Remember how awesome mesh-VPNs are, for seamlessly connecting any two nodes within a tailnet? Yeah well, someone needs to execute that “seamlessly connecting” bit. The coordination server, the primary point-of-contact for each and every device within the tailnet, acts as a liaison between any two devices that wish to communicate with each other. It talks to each of the two devices, negotiates a random port number in the very high (40k+) port range per-connection, and sends the port number of the other device to each device. At this point, the Tailscale application at their device has set up a VPN on the device to intercept outgoing/ incoming traffic, and can reliably route traffic directly to and from the other device directly, reliably circumvent mortal matters like NATs. This is also called NAT hole-punching.


Deploying Tailscale is surprisingly simple, there are apps for every major platform. If I had to nitpick, the Linux side of things are a bit lacking in terms of a good GUI, but who uses GUI when you know bash-foo? There’s a docker image available to conveniently deploy it on servers too. The quirk with Tailscale, however, is that the iOS application, MacOS application, and the Windows application are all closed-source. What makes it even worse, is that the coordination server for Tailscale is also closed source! So at this point, the only bits available as free-as-in-freedom are the Tailscale’s node logic, Android app, a few packages (Synology, QNAP, Chocolatey) and that’s it. That means the node logic with CLI support is open source, along with the Android app. However, the good news is that the coordination server URL is configurable in all of the applications, be it the open source CLI and Android applications or the closed source ones – Windows, iOS, maybe MacOS too.

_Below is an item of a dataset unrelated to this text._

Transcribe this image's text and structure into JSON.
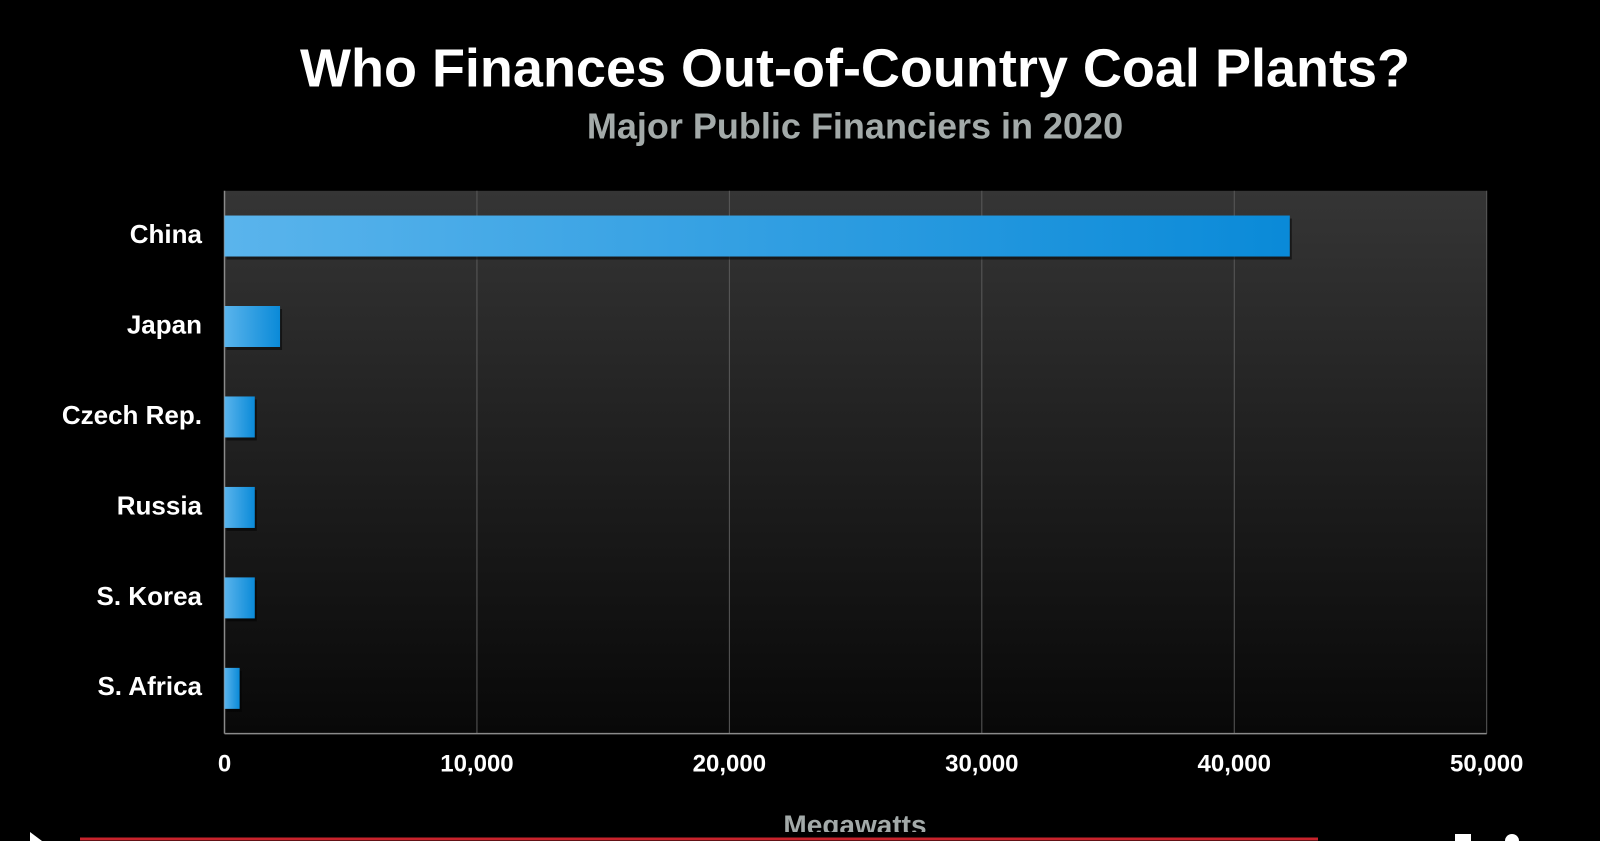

But Piyush, what about the closed-source coordination server? I don’t want any company to be able to access my computer and LAN like a candy store!

a concerned citizen

This is where the main star of the show steps in.


Headscale an open source, self-hosted implementation of the Tailscale control server. It still carries the same amount of features as a “base” tailscale control server, with all configuration through a YAML file and quite a powerful CLI for easy observability of any configured networks. That being said, since Tailscale (and Headscale, consequently) are open source and powered by WireGuard internally, there’s no possibility of snooping or any leak of private information on the tailnet.

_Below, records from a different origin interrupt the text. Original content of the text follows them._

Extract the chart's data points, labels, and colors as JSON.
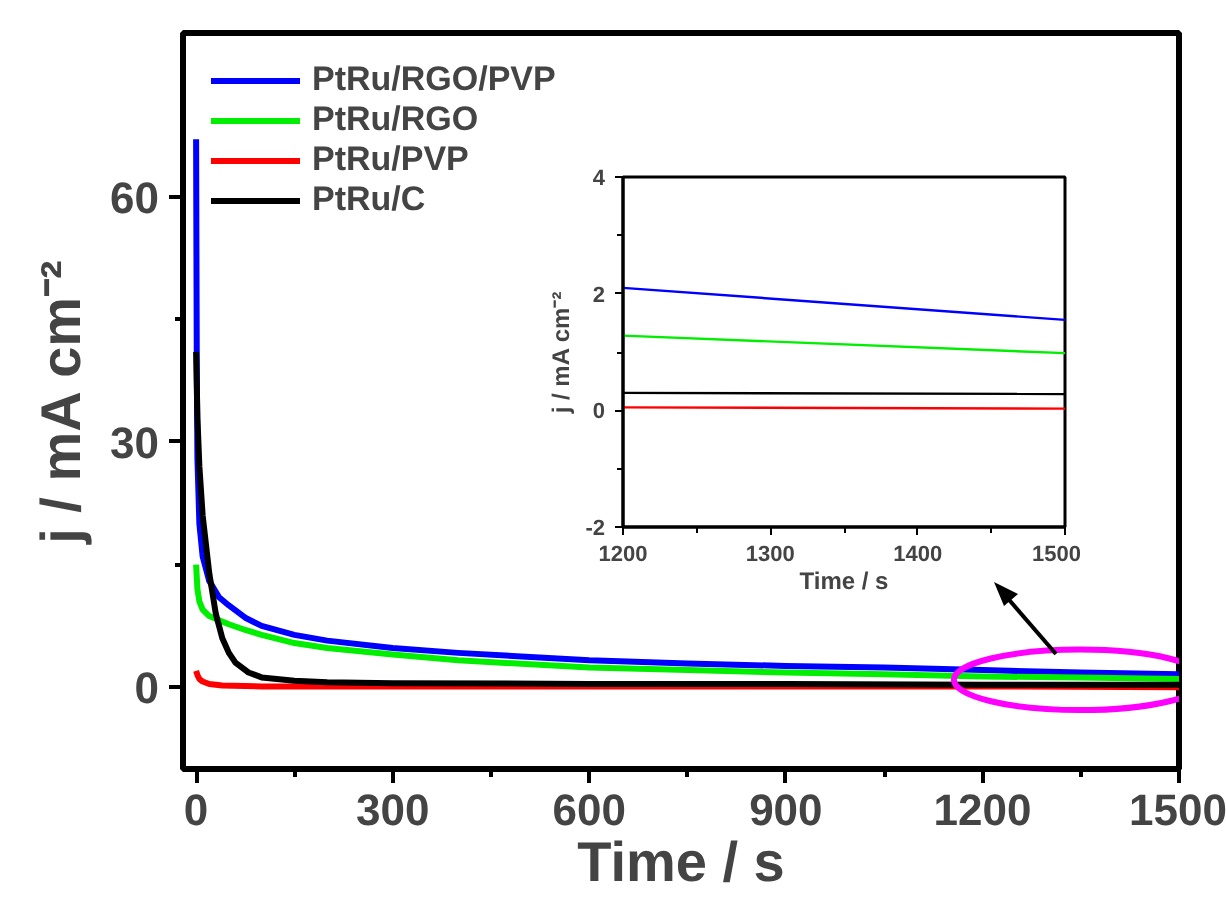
{
  "chart_data": [
    {
      "type": "line",
      "xlabel": "Time / s",
      "ylabel": "j / mA cm⁻²",
      "xlim": [
        -20,
        1500
      ],
      "ylim": [
        -10,
        80
      ],
      "xticks": [
        0,
        300,
        600,
        900,
        1200,
        1500
      ],
      "yticks": [
        0,
        30,
        60
      ],
      "legend": "top left",
      "grid": false,
      "series": [
        {
          "name": "PtRu/RGO/PVP",
          "color": "#0000ff",
          "x": [
            0,
            1,
            2,
            5,
            10,
            20,
            35,
            50,
            75,
            100,
            150,
            200,
            300,
            400,
            600,
            750,
            900,
            1050,
            1200,
            1350,
            1500
          ],
          "values": [
            67,
            40,
            28,
            20,
            16,
            13,
            11,
            10,
            8.5,
            7.5,
            6.4,
            5.7,
            4.8,
            4.2,
            3.3,
            2.9,
            2.6,
            2.4,
            2.1,
            1.8,
            1.6
          ]
        },
        {
          "name": "PtRu/RGO",
          "color": "#00ee00",
          "x": [
            0,
            2,
            5,
            10,
            20,
            35,
            50,
            75,
            100,
            150,
            200,
            300,
            400,
            600,
            750,
            900,
            1050,
            1200,
            1350,
            1500
          ],
          "values": [
            15,
            12,
            10.5,
            9.5,
            8.7,
            8.2,
            7.7,
            7,
            6.4,
            5.4,
            4.8,
            4,
            3.3,
            2.4,
            2.1,
            1.8,
            1.6,
            1.3,
            1.2,
            1.0
          ]
        },
        {
          "name": "PtRu/PVP",
          "color": "#ff0000",
          "x": [
            0,
            2,
            5,
            10,
            20,
            40,
            100,
            300,
            600,
            900,
            1200,
            1500
          ],
          "values": [
            2,
            1.5,
            1,
            0.7,
            0.4,
            0.2,
            0.1,
            0.1,
            0.1,
            0.1,
            0.1,
            0.0
          ]
        },
        {
          "name": "PtRu/C",
          "color": "#000000",
          "x": [
            0,
            2,
            5,
            10,
            20,
            30,
            40,
            50,
            60,
            80,
            100,
            150,
            200,
            300,
            600,
            900,
            1200,
            1500
          ],
          "values": [
            41,
            33,
            27,
            21,
            14,
            9,
            6,
            4.2,
            3,
            1.8,
            1.2,
            0.8,
            0.6,
            0.5,
            0.4,
            0.4,
            0.3,
            0.3
          ]
        }
      ]
    },
    {
      "type": "line",
      "xlabel": "Time / s",
      "ylabel": "j / mA cm⁻²",
      "xlim": [
        1200,
        1500
      ],
      "ylim": [
        -2,
        4
      ],
      "xticks": [
        1200,
        1300,
        1400,
        1500
      ],
      "yticks": [
        -2,
        0,
        2,
        4
      ],
      "grid": false,
      "series": [
        {
          "color": "#0000ff",
          "x": [
            1200,
            1500
          ],
          "values": [
            2.1,
            1.55
          ]
        },
        {
          "color": "#00ee00",
          "x": [
            1200,
            1500
          ],
          "values": [
            1.28,
            0.98
          ]
        },
        {
          "color": "#ff0000",
          "x": [
            1200,
            1500
          ],
          "values": [
            0.05,
            0.03
          ]
        },
        {
          "color": "#000000",
          "x": [
            1200,
            1500
          ],
          "values": [
            0.3,
            0.28
          ]
        }
      ]
    }
  ]
}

Hosting Headscale and Tailscale is simple, convenient, and easily one of my favorite additions to my private server. Not only is it “a shiny new technology”, but it has also optimized my networking and allowed me to access even more of my local network remotely with no worries that come with exposing such services directly. Everything stays securely in your tailnet and is exposed only to you on-demand and encrypted with best-in-class encryption standards.

And with this new addition, I can close down my Wireguard and Sunshine public-facing ports. If you too have a few services like file sharing within your LAN and you’d like to access them remotely, do give mesh VPNs a try.